Au nom d’IDÉ Saint-Eustache et de la Ville de Saint-Eustache, Marie-Pier Côté, directrice du développement économique, a remis un panier de produits locaux à Guy et Sylvain Brunet afin de souligner l’apport de ce commerce à la vie économique eustachoise.

Une photo datant des années 1960 avec Guy Brunet (à droite) et son employé.
Un peu d’histoire…
Ouvert le 4 mai 1958 au 112, rue Saint-Eustache, dans l’appartement que les parents de Guy Brunet louaient, le salon est demeuré à cette même adresse lorsque ces derniers ont acheté une maison sur cette même rue. C’est en 1995 que Guy Brunet et son fils Sylvain, qui s’était joint à lui comme barbier en 1986, ont déménagé au 98, rue Saint-Eustache. Au fil des ans, trois coiffeuses se sont jointes à eux : Guylène, il y a 13 ans, Julia, il y a 11 ans, et Yulia, il y a quelques mois.

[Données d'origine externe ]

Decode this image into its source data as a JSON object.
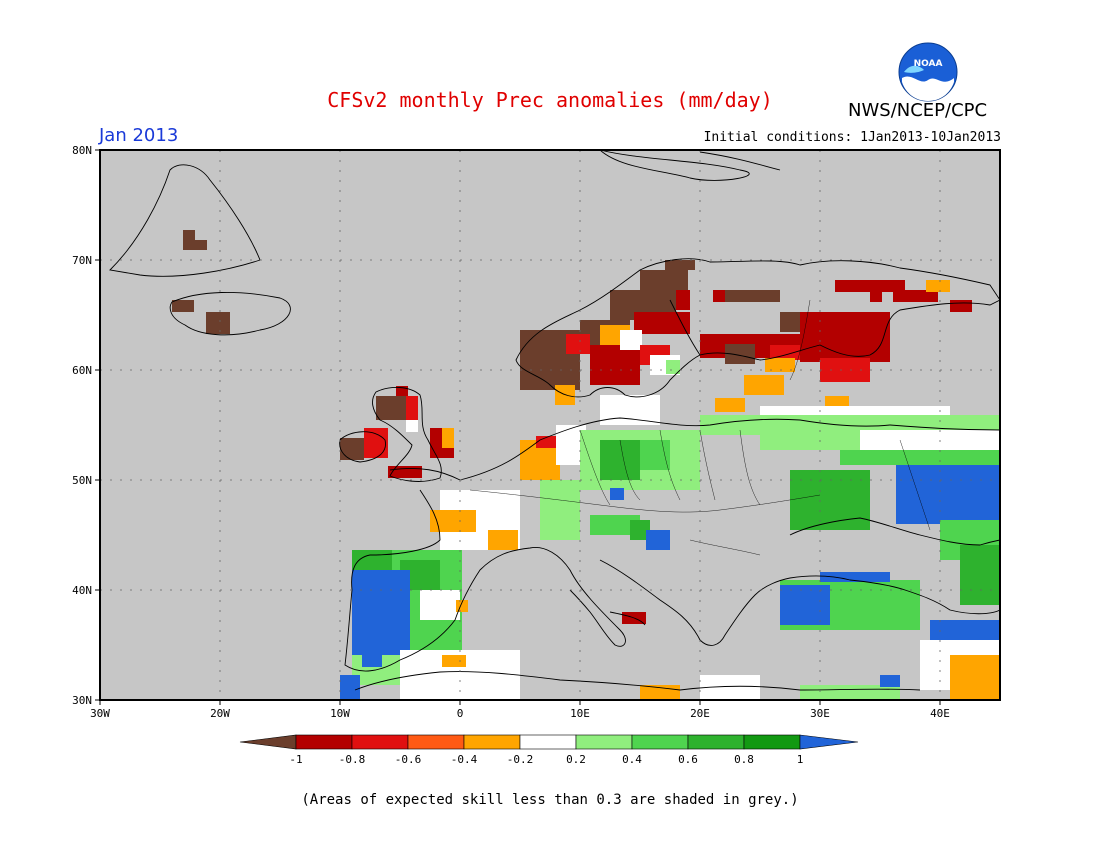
{
  "header": {
    "title": "CFSv2 monthly Prec anomalies (mm/day)",
    "agency": "NWS/NCEP/CPC",
    "period": "Jan 2013",
    "initial_conditions": "Initial conditions: 1Jan2013-10Jan2013",
    "logo_text": "NOAA"
  },
  "map": {
    "region": "Europe",
    "lon_range": [
      -30,
      45
    ],
    "lat_range": [
      30,
      80
    ],
    "lat_ticks": [
      "30N",
      "40N",
      "50N",
      "60N",
      "70N",
      "80N"
    ],
    "lon_ticks": [
      "30W",
      "20W",
      "10W",
      "0",
      "10E",
      "20E",
      "30E",
      "40E"
    ],
    "background_color": "#c6c6c6"
  },
  "colorbar": {
    "ticks": [
      "-1",
      "-0.8",
      "-0.6",
      "-0.4",
      "-0.2",
      "0.2",
      "0.4",
      "0.6",
      "0.8",
      "1"
    ],
    "colors": [
      "#6b3e2c",
      "#b30000",
      "#e01010",
      "#ff5a14",
      "#ffa500",
      "#ffffff",
      "#90ee7e",
      "#4fd44f",
      "#2eb22e",
      "#129912",
      "#2164d8"
    ]
  },
  "footnote": "(Areas of expected skill less than 0.3 are shaded in grey.)"
}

« Lorsqu’il a ouvert, en 1958, mon père travaillait seul. Mais quelques mois plus tard, la demande était tellement forte qu’il a dû engager un autre barbier pour travailler avec lui. Mon père a travaillé comme barbier pendant 65 ans, jusqu’à ses 81 ans. Il a pris sa retraite lors de la pandémie de la COVID-19. Il a maintenant 87 ans », mentionne Sylvain Brunet qui, dans son roman « Le silence des champs », rend hommage à son père par l’entremise de l’un de ses personnages, Guy Bélamy, un barbier québécois installé aux États-Unis.

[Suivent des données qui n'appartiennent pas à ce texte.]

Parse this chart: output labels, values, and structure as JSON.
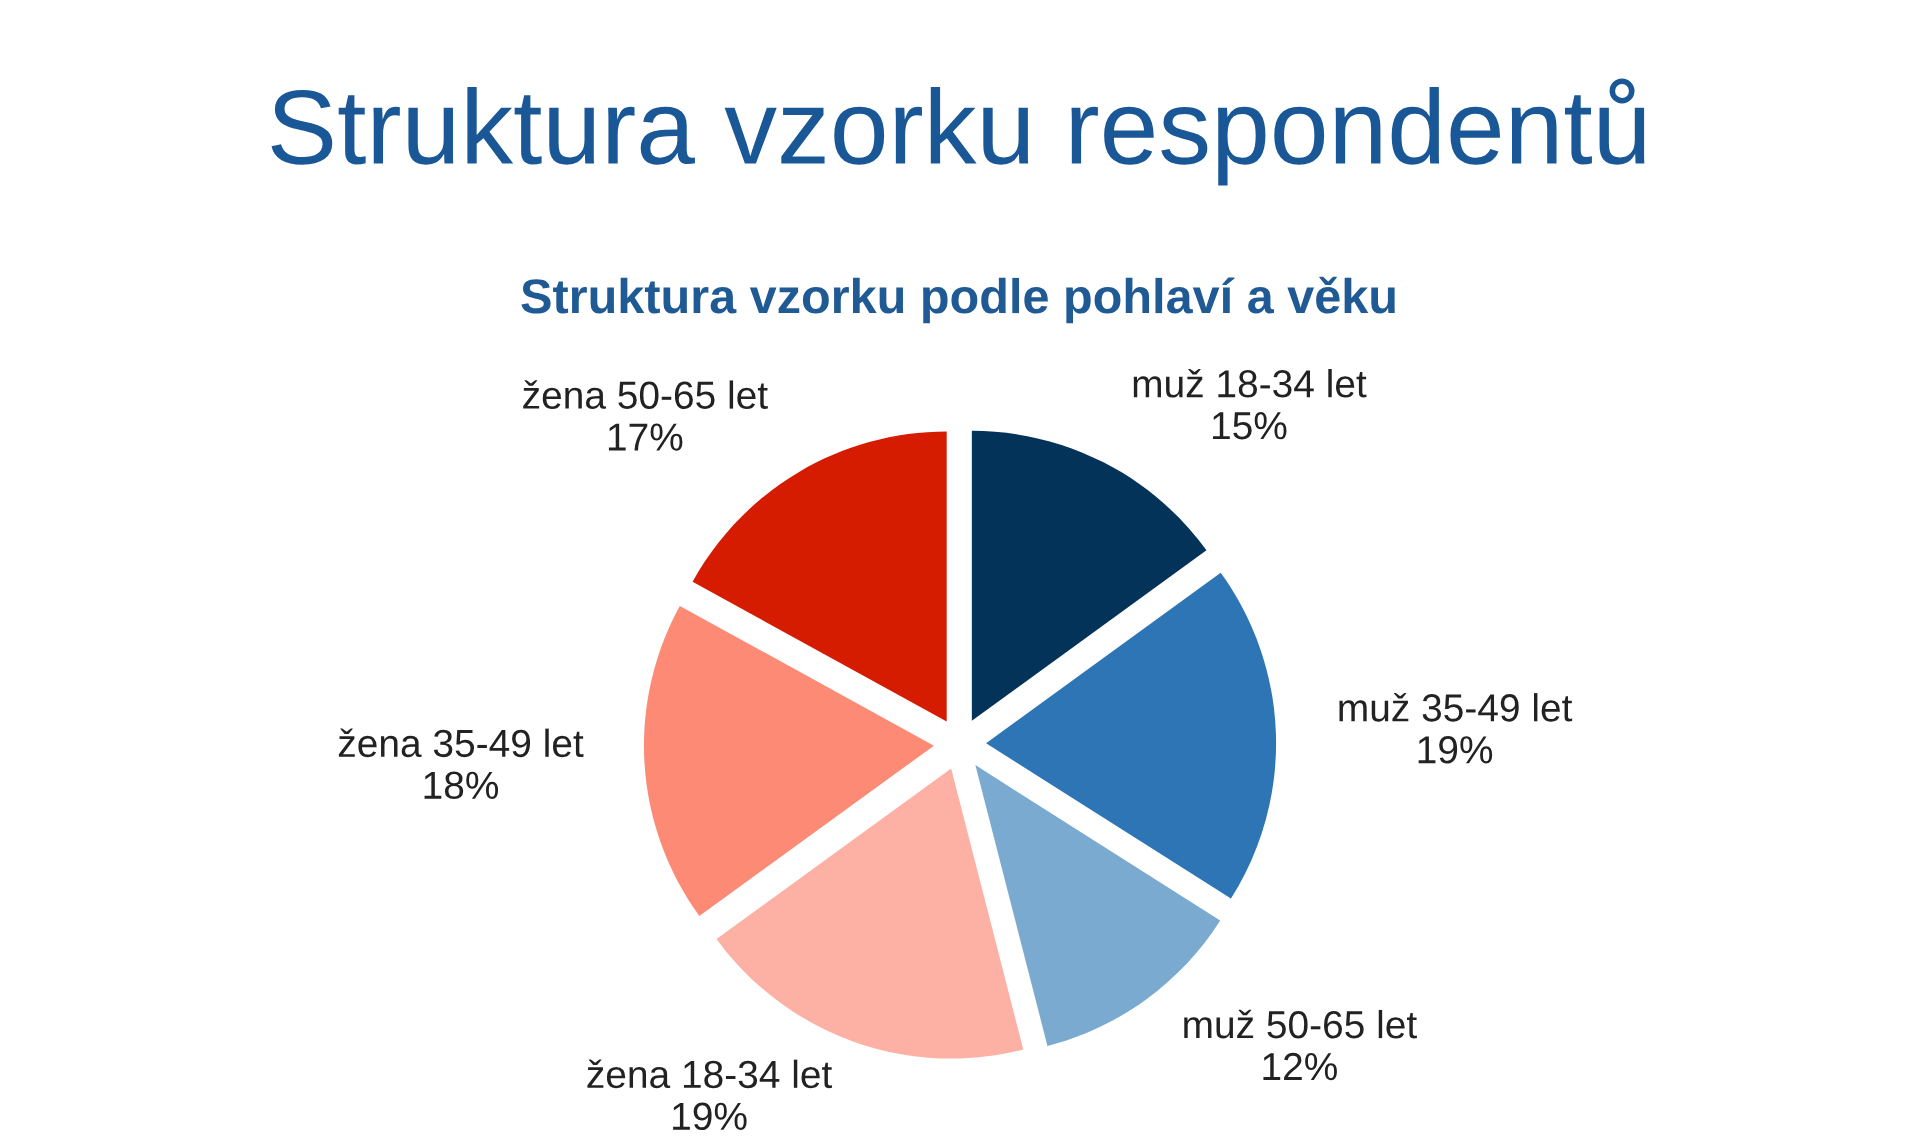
{
  "chart_data": {
    "type": "pie",
    "title": "Struktura vzorku respondentů",
    "subtitle": "Struktura vzorku podle pohlaví a věku",
    "categories": [
      "muž 18-34 let",
      "muž 35-49 let",
      "muž 50-65 let",
      "žena 18-34 let",
      "žena 35-49 let",
      "žena 50-65 let"
    ],
    "values": [
      15,
      19,
      12,
      19,
      18,
      17
    ],
    "colors": [
      "#04335a",
      "#2e75b6",
      "#7aaacf",
      "#fdb0a4",
      "#fd8a74",
      "#d61c00"
    ],
    "value_labels": [
      "15%",
      "19%",
      "12%",
      "19%",
      "18%",
      "17%"
    ]
  }
}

Sylvain Brunet se rappelle que sa décision de devenir barbier remonte à l’époque où il était au cégep et qu’il ne savait pas quel travail il allait exercer. « Je voyais mon père qui était heureux de faire ce métier depuis des années, alors j’ai décidé d’aller suivre un cours de barbier et je ne l’ai jamais regretté », raconte Sylvain Brunet, dont l’oncle Claude, le frère de son père, a aussi été barbier pendant plus de 40 ans au centre commercial Place Saint-Eustache.
S’il n’y a pas eu beaucoup de changements dans les coupes de cheveux au fil des ans, Sylvain Brunet se rappelle cependant que l’arrivée des Beatles a créé beaucoup de remous avec la mode aux cheveux longs qu’elle a entraînée. « Cela a été une période difficile pour les barbiers. Mon père n’a jamais aimé les Beatles à cause de cela », relate-t-il.
Un père au grand cœur
M. Brunet tient également à souligner que son père a toujours eu un grand cœur et qu’il n’hésitait pas à aider les autres : « J’ai vu mon père prêter de l’argent à des personnes défavorisées et il savait qu’il ne reverrait jamais cet argent. Il le faisait de bon cœur. Un jour, pendant que je travaillais, un homme se présente au salon et je le reconnais. C’était une personne que mon père avait aidée 20 ans plus tôt. Le monsieur dit : “Bonjour M. Brunet! Je viens vous rembourser l’argent que je vous dois.” Mon père l’a reconnu tout de suite. Il lui a dit d’oublier cela, mais le monsieur a insisté et mon père a fini par accepter son argent pour ne pas l’offenser. L’homme en question est reparti et on ne l’a jamais revu. »
Même si Sylvain Brunet a aujourd’hui dû délaisser le métier, l’histoire du salon se poursuit au 98, rue Saint-Eustache, où Guylène, Julia et Yulia assurent la continuité de cette entreprise familiale fondée par Guy Brunet en 1958.